Love Island has been hit with over 1,500 complaints over ‘alleged misogynistic behaviour’ from the male contestants directed at the women in the villa after the tumultuous events of Snog, Marry, Pie.
This year’s series of the ITV2 competition has not been lacking when it comes to drama and controversy, with Women’s Aid speaking to the show’s bosses about ‘controlling behaviour’ and fans calling out ‘bullying’.
Last week, the islanders took part in a game of Snog, Marry, Pie, which – while entertaining at times – descended into tears when Tasha Ghouri was left upset by the reasons Luca Bish and Dami Hope gave for pieing her in the face.
Media watchdog Ofcom has revealed that on Tuesday July 19, the day that the boys’ turn came to subject the girls to snogs, mock proposals or pies in the face, it received 1,509 complaints from viewers about the Love Island episode.
It’s understood that the majority of these complaints were regarding the alleged misogynistic behaviour exhibited by the men, which included the aftermath of the Snog, Marry, Pie game.
At the time of the complaints’ release by Ofcom, the regulatory body has not placed them under investigation, as they are being assessed against their broadcasting rules.
Ahead of the 2022 series of Love Island, ITV published its extended duty of care protocols, explaining that ‘extensive welfare measures remain in place to provide support to programme participants before, during and after filming’.

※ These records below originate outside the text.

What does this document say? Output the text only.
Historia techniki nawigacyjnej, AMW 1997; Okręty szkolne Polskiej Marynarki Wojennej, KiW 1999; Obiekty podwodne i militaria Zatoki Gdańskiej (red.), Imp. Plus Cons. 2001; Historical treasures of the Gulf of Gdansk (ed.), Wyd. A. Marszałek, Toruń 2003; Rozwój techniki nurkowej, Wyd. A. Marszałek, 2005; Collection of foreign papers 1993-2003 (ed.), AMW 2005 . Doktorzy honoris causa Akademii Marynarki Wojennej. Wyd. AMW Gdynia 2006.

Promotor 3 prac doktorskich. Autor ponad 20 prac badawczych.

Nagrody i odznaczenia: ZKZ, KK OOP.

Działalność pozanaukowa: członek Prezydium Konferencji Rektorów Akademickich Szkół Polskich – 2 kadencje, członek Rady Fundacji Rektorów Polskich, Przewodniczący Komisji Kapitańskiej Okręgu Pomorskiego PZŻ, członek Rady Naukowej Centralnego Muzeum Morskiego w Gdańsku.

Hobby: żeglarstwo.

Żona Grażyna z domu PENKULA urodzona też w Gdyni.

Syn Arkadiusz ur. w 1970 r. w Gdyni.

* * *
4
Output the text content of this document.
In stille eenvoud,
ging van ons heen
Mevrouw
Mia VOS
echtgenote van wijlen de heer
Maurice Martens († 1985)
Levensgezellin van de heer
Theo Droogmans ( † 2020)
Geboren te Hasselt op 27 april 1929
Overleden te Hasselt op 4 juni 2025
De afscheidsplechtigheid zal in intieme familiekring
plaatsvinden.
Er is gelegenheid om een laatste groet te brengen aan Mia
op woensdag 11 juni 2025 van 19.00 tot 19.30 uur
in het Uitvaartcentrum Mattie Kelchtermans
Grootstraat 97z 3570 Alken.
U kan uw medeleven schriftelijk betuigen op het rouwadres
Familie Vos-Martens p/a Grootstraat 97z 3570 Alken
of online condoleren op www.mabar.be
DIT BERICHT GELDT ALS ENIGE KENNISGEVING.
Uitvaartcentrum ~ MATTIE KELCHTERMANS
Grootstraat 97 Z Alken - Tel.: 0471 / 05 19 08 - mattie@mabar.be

‘Ahead of this series, contributors on the show will be offered video training and guidance covering inclusive language around disability, sexuality, race and ethnicity, behaviours and microaggressions,’ the broadcaster said.
The welfare services offered to the contestants includes ‘comprehensive psychological support’, training on ‘handling potential negativity’ on social media and a ‘proactive aftercare package’.

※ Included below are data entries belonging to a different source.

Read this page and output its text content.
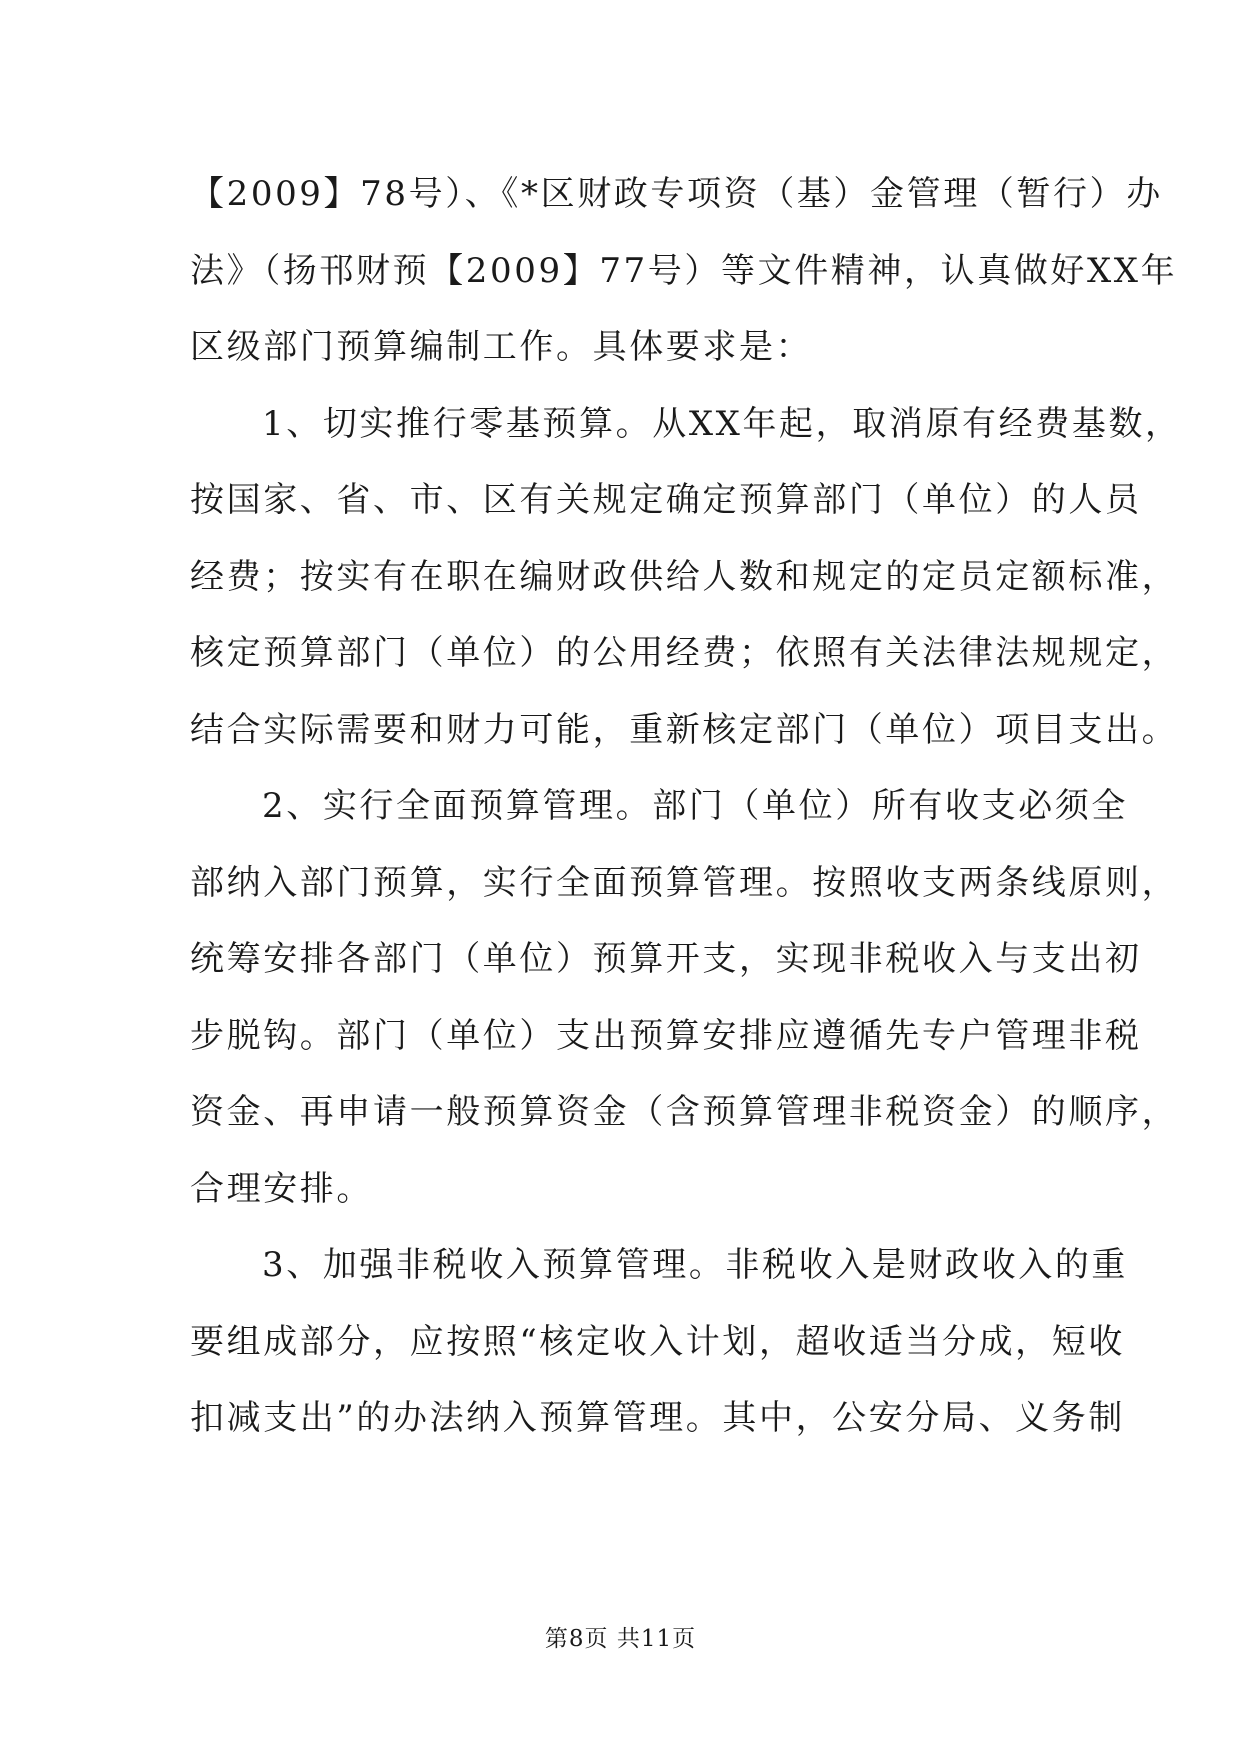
【2009】78号）、《*区财政专项资（基）金管理（暂行）办
法》（扬邗财预【2009】77号）等文件精神，认真做好XX年
区级部门预算编制工作。具体要求是：
1、切实推行零基预算。从XX年起，取消原有经费基数，
按国家、省、市、区有关规定确定预算部门（单位）的人员
经费；按实有在职在编财政供给人数和规定的定员定额标准，
核定预算部门（单位）的公用经费；依照有关法律法规规定，
结合实际需要和财力可能，重新核定部门（单位）项目支出。
2、实行全面预算管理。部门（单位）所有收支必须全
部纳入部门预算，实行全面预算管理。按照收支两条线原则，
统筹安排各部门（单位）预算开支，实现非税收入与支出初
步脱钩。部门（单位）支出预算安排应遵循先专户管理非税
资金、再申请一般预算资金（含预算管理非税资金）的顺序，
合理安排。
3、加强非税收入预算管理。非税收入是财政收入的重
要组成部分，应按照“核定收入计划，超收适当分成，短收
扣减支出”的办法纳入预算管理。其中，公安分局、义务制
第8页 共11页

Earlier this month, Women’s Aid confirmed to Metro.co.uk that the organisation was in talks with the bosses of Love Island after viewers called out ‘the misogyny and controlling behaviour being shown on screen’.
Teresa Parker, head of communications and media relations at the charity, said: ‘We are talking to ITV, and they have shared with us information on their inclusion training, but what appears to be missing is specific information on abusive relationships and an understanding of controlling behaviour in relationships.’

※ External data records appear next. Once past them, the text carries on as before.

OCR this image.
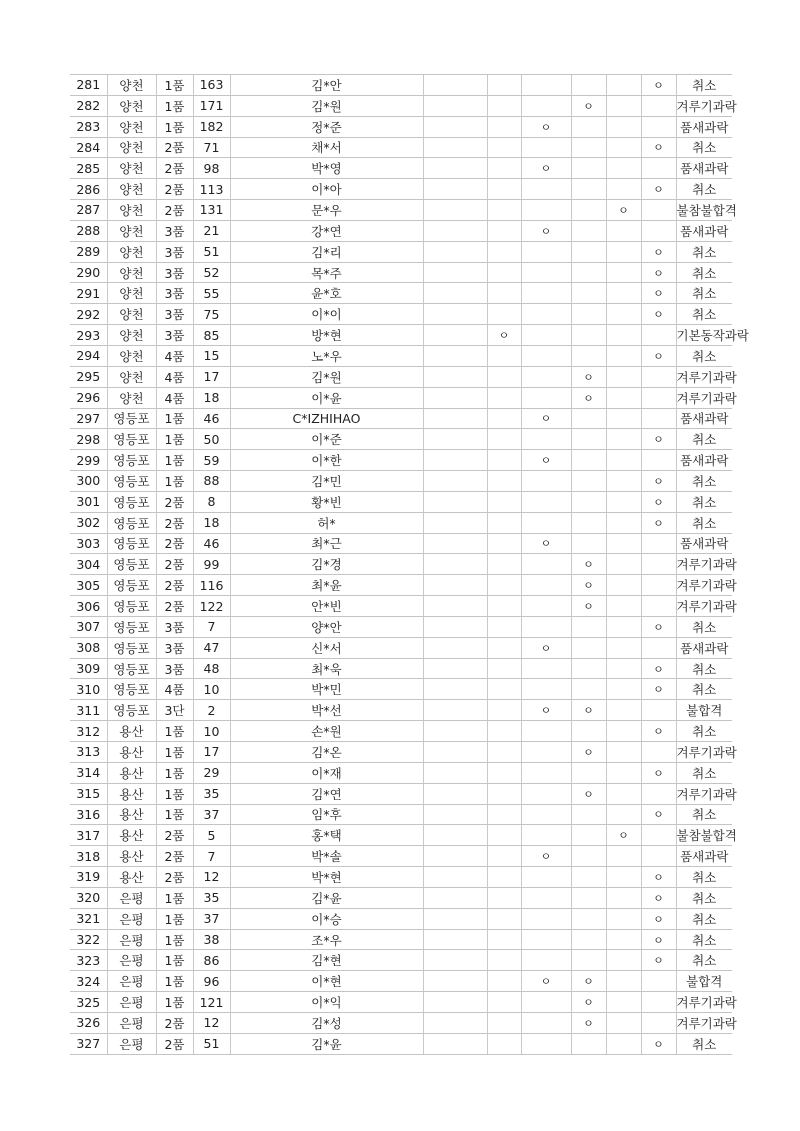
281	양천	1품	163	김*안						ㅇ	취소
282	양천	1품	171	김*원				ㅇ			겨루기과락
283	양천	1품	182	정*준			ㅇ				품새과락
284	양천	2품	71	채*서						ㅇ	취소
285	양천	2품	98	박*영			ㅇ				품새과락
286	양천	2품	113	이*아						ㅇ	취소
287	양천	2품	131	문*우					ㅇ		불참불합격
288	양천	3품	21	강*연			ㅇ				품새과락
289	양천	3품	51	김*리						ㅇ	취소
290	양천	3품	52	목*주						ㅇ	취소
291	양천	3품	55	윤*호						ㅇ	취소
292	양천	3품	75	이*이						ㅇ	취소
293	양천	3품	85	방*현		ㅇ					기본동작과락
294	양천	4품	15	노*우						ㅇ	취소
295	양천	4품	17	김*원				ㅇ			겨루기과락
296	양천	4품	18	이*윤				ㅇ			겨루기과락
297	영등포	1품	46	C*IZHIHAO			ㅇ				품새과락
298	영등포	1품	50	이*준						ㅇ	취소
299	영등포	1품	59	이*한			ㅇ				품새과락
300	영등포	1품	88	김*민						ㅇ	취소
301	영등포	2품	8	황*빈						ㅇ	취소
302	영등포	2품	18	허*						ㅇ	취소
303	영등포	2품	46	최*근			ㅇ				품새과락
304	영등포	2품	99	김*경				ㅇ			겨루기과락
305	영등포	2품	116	최*윤				ㅇ			겨루기과락
306	영등포	2품	122	안*빈				ㅇ			겨루기과락
307	영등포	3품	7	양*안						ㅇ	취소
308	영등포	3품	47	신*서			ㅇ				품새과락
309	영등포	3품	48	최*욱						ㅇ	취소
310	영등포	4품	10	박*민						ㅇ	취소
311	영등포	3단	2	박*선			ㅇ	ㅇ			불합격
312	용산	1품	10	손*원						ㅇ	취소
313	용산	1품	17	김*온				ㅇ			겨루기과락
314	용산	1품	29	이*재						ㅇ	취소
315	용산	1품	35	김*연				ㅇ			겨루기과락
316	용산	1품	37	임*후						ㅇ	취소
317	용산	2품	5	홍*택					ㅇ		불참불합격
318	용산	2품	7	박*솔			ㅇ				품새과락
319	용산	2품	12	박*현						ㅇ	취소
320	은평	1품	35	김*윤						ㅇ	취소
321	은평	1품	37	이*승						ㅇ	취소
322	은평	1품	38	조*우						ㅇ	취소
323	은평	1품	86	김*현						ㅇ	취소
324	은평	1품	96	이*현			ㅇ	ㅇ			불합격
325	은평	1품	121	이*익				ㅇ			겨루기과락
326	은평	2품	12	김*성				ㅇ			겨루기과락
327	은평	2품	51	김*윤						ㅇ	취소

In response, ITV said: ‘We cannot stress highly enough how seriously we treat the emotional well-being of all of our Islanders. Welfare is always our greatest concern, and we have dedicated welfare producers and psychological support on hand at all times, who monitor and regularly speak to all of the Islanders in private and off camera.
‘Ahead of this series, contributors on the show were offered video training and guidance covering inclusive language around disability, sexuality, race and ethnicity, behaviours and microaggressions. We are always looking at how we expand and evolve on this training to ensure that all of our Islanders feel they are part of a safe and inclusive environment.’
Love Island returns tonight at 9pm on ITV2 and ITV Hub.